Прошивка. Глас урагана. Полное издание. Страница 2
Ковбой выжимает из машины максимум, стрелки на приборной доске зашкаливают. Ночные полеты – это то, что удавалось ему лучше всего. Вой двигателя отдается эхом от деревьев и холмов. В открытые окна врываются порывы ветра, принося с собой запах сосны. Ковбой представляет, как целлулоидная пленка все быстрее несется через проектор – изображения расплываются. Нейроны посылают сообщения на кристалл в голове, передавая волю панцербоя дросселю, шестеренкам, вращающимся колесам. «Мазерати», набирая скорость на поворотах, уже движется под уклон, через горные хребты, и наконец проносится по броду Пеньяско, поднимая стену измороси, в которой на короткое мгновение отражается радуга фар, становясь галлюцинаторным мерцанием на краю поля зрения, предзнаменованием цвета в этом монохромном мире.

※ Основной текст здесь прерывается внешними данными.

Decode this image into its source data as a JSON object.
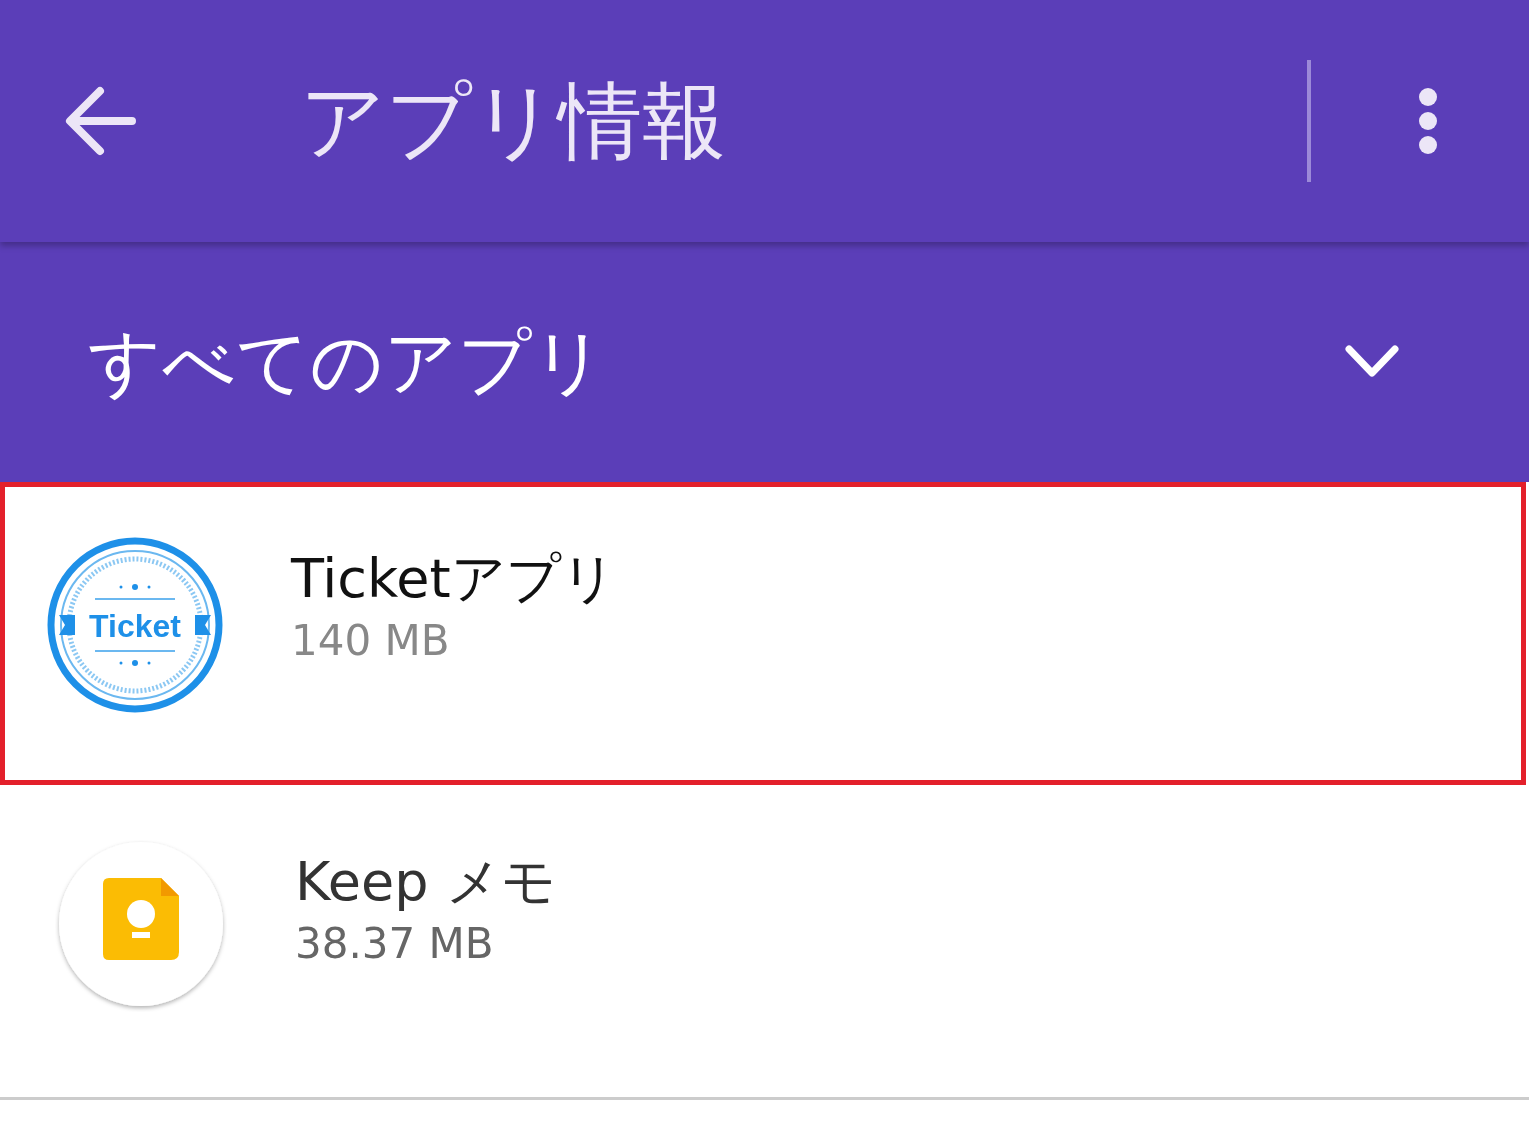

На рассвете «Мазерати» размытым бронзовым пятном пересекает границу Колорадо, въезжая ранним утром в округ Кастер. Горы становятся коричневыми и зелеными, оживленными соснами и горным ветром, монохромная фантазия исчезла. Ковбоя здесь ждут друзья. Он сворачивает на частную грунтовую дорогу, зная, что электроника уже почуяла его приближение.
Дорога, извиваясь, ползет наверх и оканчивается на высокогорном, выровненном лугу, пересеченном альфой частной взлетно-посадочной полосы. Там, откуда когда-то взмывали по своим оккультным полуночным делам черные дельты, теперь растут в трещинах мостовой травы и цветы. Среди ярко-зеленых осин, там, где один жокей на своей раненой дельте промахнулся мимо полосы и забрызгал кишками и грузом полмили горного склона, все еще видна прогалина – уже снова зеленая, поросшая молодыми деревцами. Аэродром уже чуть размывается по краям, становясь похожим на забытый сон. Но Ковбой не хочет, чтобы он канул в небытие. Существуют воспоминания более реальные, чем нынешняя действительность, и он ежедневно лелеет их, как отделку дорогого автомобиля, не давая им ускользнуть из памяти.
Одиннадцать поколений предков Ковбоя обрабатывали землю на юго-востоке Нью-Мексико, ползая муравьями по безликой красной равнине, столь же отличной от мира Сангре-де-Кристо, как Украина от Перу. Время от времени очередной мужчина из семьи Ковбоя брал винтовку на плечо и отправлялся сражаться за Соединенные Штаты, но чаще всего предки спускали пар, воюя с Техасом. Техасцы постоянно испытывали нехватку воды, потребляя больше, чем могли когда-либо восполнить, а потому все время пытались закончить строительство огромных перекачивающих щелочную воду Нью-Мексико насосов всего в нескольких дюймах от своей границы, надеясь украсть то, что другие так тщательно сохраняли. Предки Ковбоя сражались, защищая эти жалкие капли воды, пока не выдохся последний насос, а пыльная красная земля не поднялась на ветру и не превратила мир в ураган из песка.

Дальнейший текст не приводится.